Okay, but here's what I didn't love so much:
- Next week's trailer indicates that Jasmine and Mia will have a confrontation. ::groan:: Ladies, ladies, ladies. If you must confront, do so with the guilty male species person involved so he's forced to stick to ONE story. Must I teach you guys everything?
- Mia (in the trailer) says that Tyler told her that he and Jasmine weren't a couple. ::double groan and a moan:: Tyler, did you do that? Dude, no player on earth has ever successfully played two women. One of them is going to leave you and I have faith in this new gen of young women...now it's more likely that both will leave you. Ladies, Tyler's a cutie but there are other fish in the proverbial sea.
This show is refreshing because, even though we all know reality tv is more like reality-ish, I heart a show that highlights kids who are purusing a dream. There's the usual high school drama (which, confidentially speaking I adore), but already these kids know what they want from life professionally speaking, so there's a new dimension to their awareness that's very inspiring.
Taking the Stage reminds me of my own books. I don't mean that in a braggy way. But the daily trials and tribs of teen life is what I chronicle in my fiction. So watching TTS is like watching one of my books come to life.
And even though I've only spent three episodes with the real life "characters" of the show, I feel like they're my kids just like my DRB babies. I'm rooting so hard for them to make good choices.
So TTS cast, here's Miss P's wisdom, from my finger tips to your eyes:
Love is a tough gig. Dating won't be much different from the audtions you'll go onto after graduation - you'll face a lot of rejection before you get the gig you love best. So hang in there!
I love Twitter. But I can see why a lot of teens wouldn't.
My daughter tried it as did my neice, because they were curious about all the hype. But after a solid 24-hours, the declaration was "Twitter is boring."
Ahh, youth. So succint when they think something sucks.
Twitter isn't boring, but here's why I think they might think so:
Enough of their friends aren't on Twitter.
So they're left wandering Twitter town looking for people to follow. Well, they get enough of that follow crap in high school - follow directions, follow this crowd, don't follow that crowd, blah blah order and organization blah.
Facebook allows them to just be them in front of folks they already know. Twitter is like forcing them to attend a mixer and walk around the room introducing themselves to strangers, all night.
Twitter connects you with like-minded folks and/or keeps you updated on your favorite topics of interest.

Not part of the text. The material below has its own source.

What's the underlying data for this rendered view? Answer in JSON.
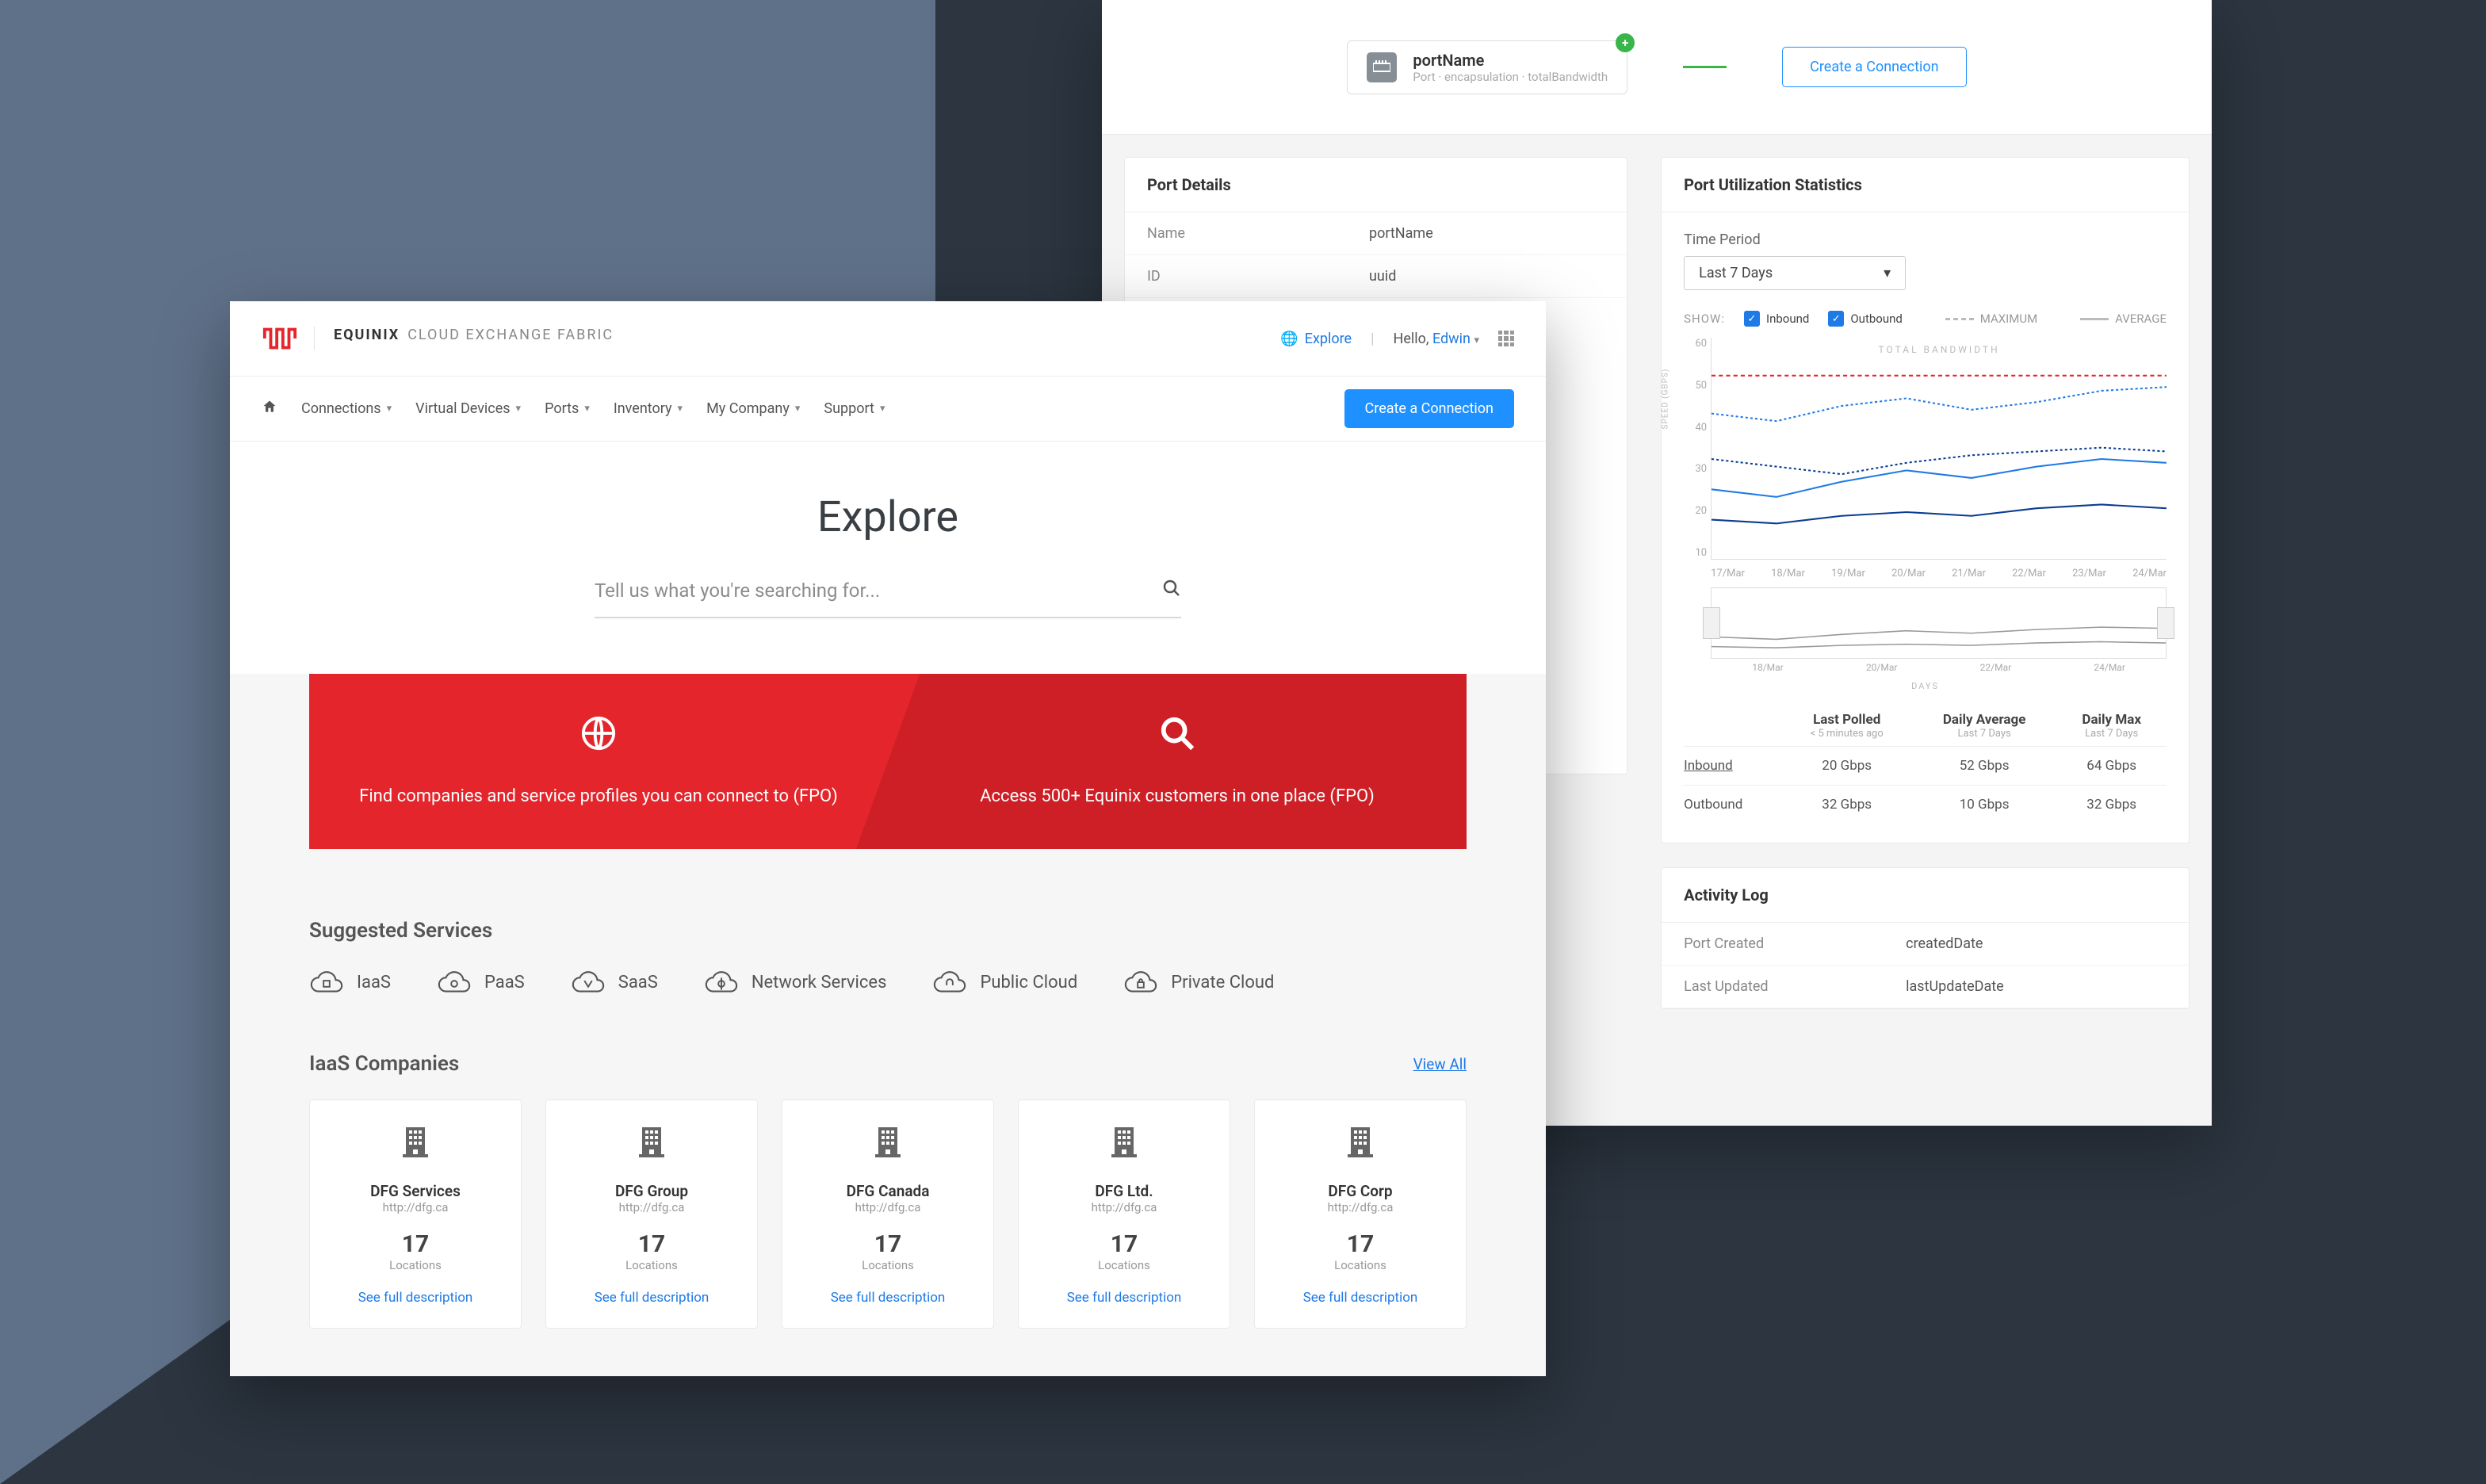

In other words, it requires interaction.
Facebook, on the other hand, allows users to say "what's on their mind" *natch* then proceeds to let people start groups surrounding topics/issues near and dear to them. Which in reality would be a great way to network except folks are rarely active in FB groups. But us old fogeys are missing the point.

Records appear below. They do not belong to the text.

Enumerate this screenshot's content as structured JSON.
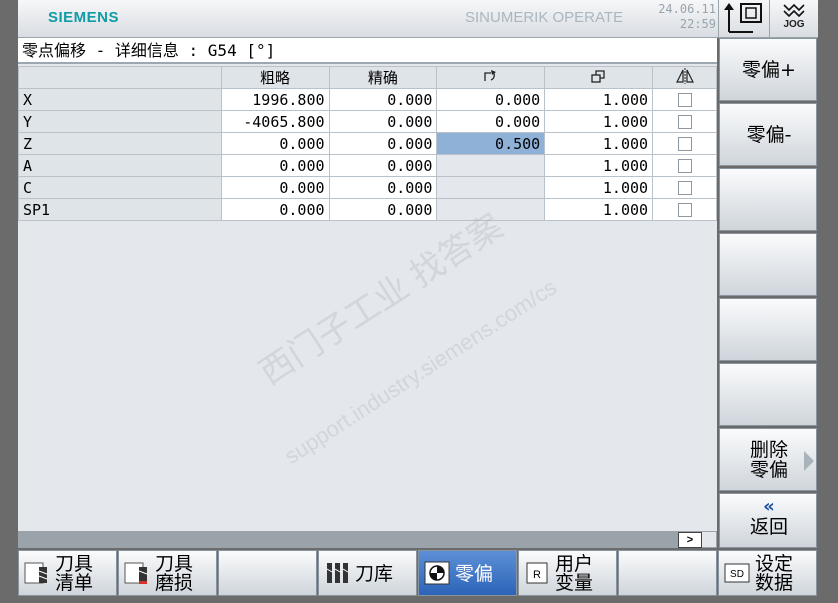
{
  "header": {
    "brand": "SIEMENS",
    "product": "SINUMERIK OPERATE",
    "date": "24.06.11",
    "time": "22:59",
    "mode_label": "JOG"
  },
  "main": {
    "title": "零点偏移 - 详细信息 : G54 [°]",
    "columns": [
      "",
      "粗略",
      "精确",
      "rotation-icon",
      "scale-icon",
      "mirror-icon"
    ],
    "rows": [
      {
        "axis": "X",
        "coarse": "1996.800",
        "fine": "0.000",
        "rotation": "0.000",
        "scale": "1.000",
        "mirror": false
      },
      {
        "axis": "Y",
        "coarse": "-4065.800",
        "fine": "0.000",
        "rotation": "0.000",
        "scale": "1.000",
        "mirror": false
      },
      {
        "axis": "Z",
        "coarse": "0.000",
        "fine": "0.000",
        "rotation": "0.500",
        "scale": "1.000",
        "mirror": false
      },
      {
        "axis": "A",
        "coarse": "0.000",
        "fine": "0.000",
        "rotation": "",
        "scale": "1.000",
        "mirror": false
      },
      {
        "axis": "C",
        "coarse": "0.000",
        "fine": "0.000",
        "rotation": "",
        "scale": "1.000",
        "mirror": false
      },
      {
        "axis": "SP1",
        "coarse": "0.000",
        "fine": "0.000",
        "rotation": "",
        "scale": "1.000",
        "mirror": false
      }
    ],
    "selected_cell": "Z.rotation",
    "scroll_button": ">",
    "watermark_line1": "西门子工业  找答案",
    "watermark_line2": "support.industry.siemens.com/cs"
  },
  "right_softkeys": [
    {
      "label": "零偏+"
    },
    {
      "label": "零偏-"
    },
    {
      "label": ""
    },
    {
      "label": ""
    },
    {
      "label": ""
    },
    {
      "label": ""
    },
    {
      "label": "删除\n零偏"
    },
    {
      "label": "返回",
      "icon": "double-chevron-left-icon"
    }
  ],
  "bottom_softkeys": [
    {
      "label": "刀具\n清单",
      "icon": "tool-list-icon"
    },
    {
      "label": "刀具\n磨损",
      "icon": "tool-wear-icon"
    },
    {
      "label": ""
    },
    {
      "label": "刀库",
      "icon": "magazine-icon"
    },
    {
      "label": "零偏",
      "icon": "work-offset-icon",
      "active": true
    },
    {
      "label": "用户\n变量",
      "icon": "user-variable-icon",
      "icon_text": "R"
    },
    {
      "label": ""
    },
    {
      "label": "设定\n数据",
      "icon": "setting-data-icon",
      "icon_text": "SD"
    }
  ],
  "colors": {
    "brand": "#0f9ca6",
    "selected_cell": "#8fb1d8",
    "active_softkey": "#2d64b8"
  }
}
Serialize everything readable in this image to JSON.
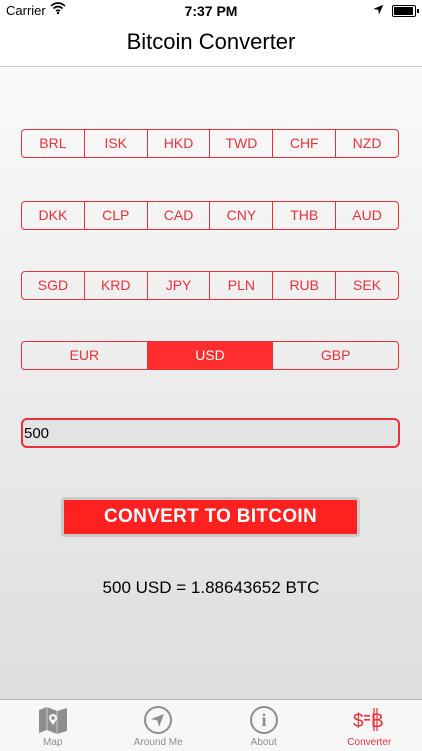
{
  "status_bar": {
    "carrier": "Carrier",
    "time": "7:37 PM"
  },
  "nav": {
    "title": "Bitcoin Converter"
  },
  "currency_rows": [
    [
      "BRL",
      "ISK",
      "HKD",
      "TWD",
      "CHF",
      "NZD"
    ],
    [
      "DKK",
      "CLP",
      "CAD",
      "CNY",
      "THB",
      "AUD"
    ],
    [
      "SGD",
      "KRD",
      "JPY",
      "PLN",
      "RUB",
      "SEK"
    ]
  ],
  "main_currencies": {
    "items": [
      "EUR",
      "USD",
      "GBP"
    ],
    "selected": "USD"
  },
  "amount": {
    "value": "500"
  },
  "convert_button": {
    "label": "CONVERT TO BITCOIN"
  },
  "result": {
    "text": "500 USD = 1.88643652 BTC"
  },
  "tabs": [
    {
      "label": "Map",
      "icon": "map-icon"
    },
    {
      "label": "Around Me",
      "icon": "navigation-arrow-icon"
    },
    {
      "label": "About",
      "icon": "info-icon"
    },
    {
      "label": "Converter",
      "icon": "dollar-bitcoin-icon",
      "active": true
    }
  ],
  "colors": {
    "accent": "#e8313a",
    "selected_fill": "#ff2d2d"
  }
}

It's not about interacting with the group, it's just about joining it! If it were about interacting, how do you explain the ginormous amount of folk who joined Heath Ledger Should Win a Posthumous Oscar for The Joker group? There's nothing to discuss. If you disagree, just don't join the group.
The group itself is the statement and joining it shows how you're aligned.
Take that Twitter, with all your talking and linking and re-tweeting!
What? I've got to click through on stuff? Namp!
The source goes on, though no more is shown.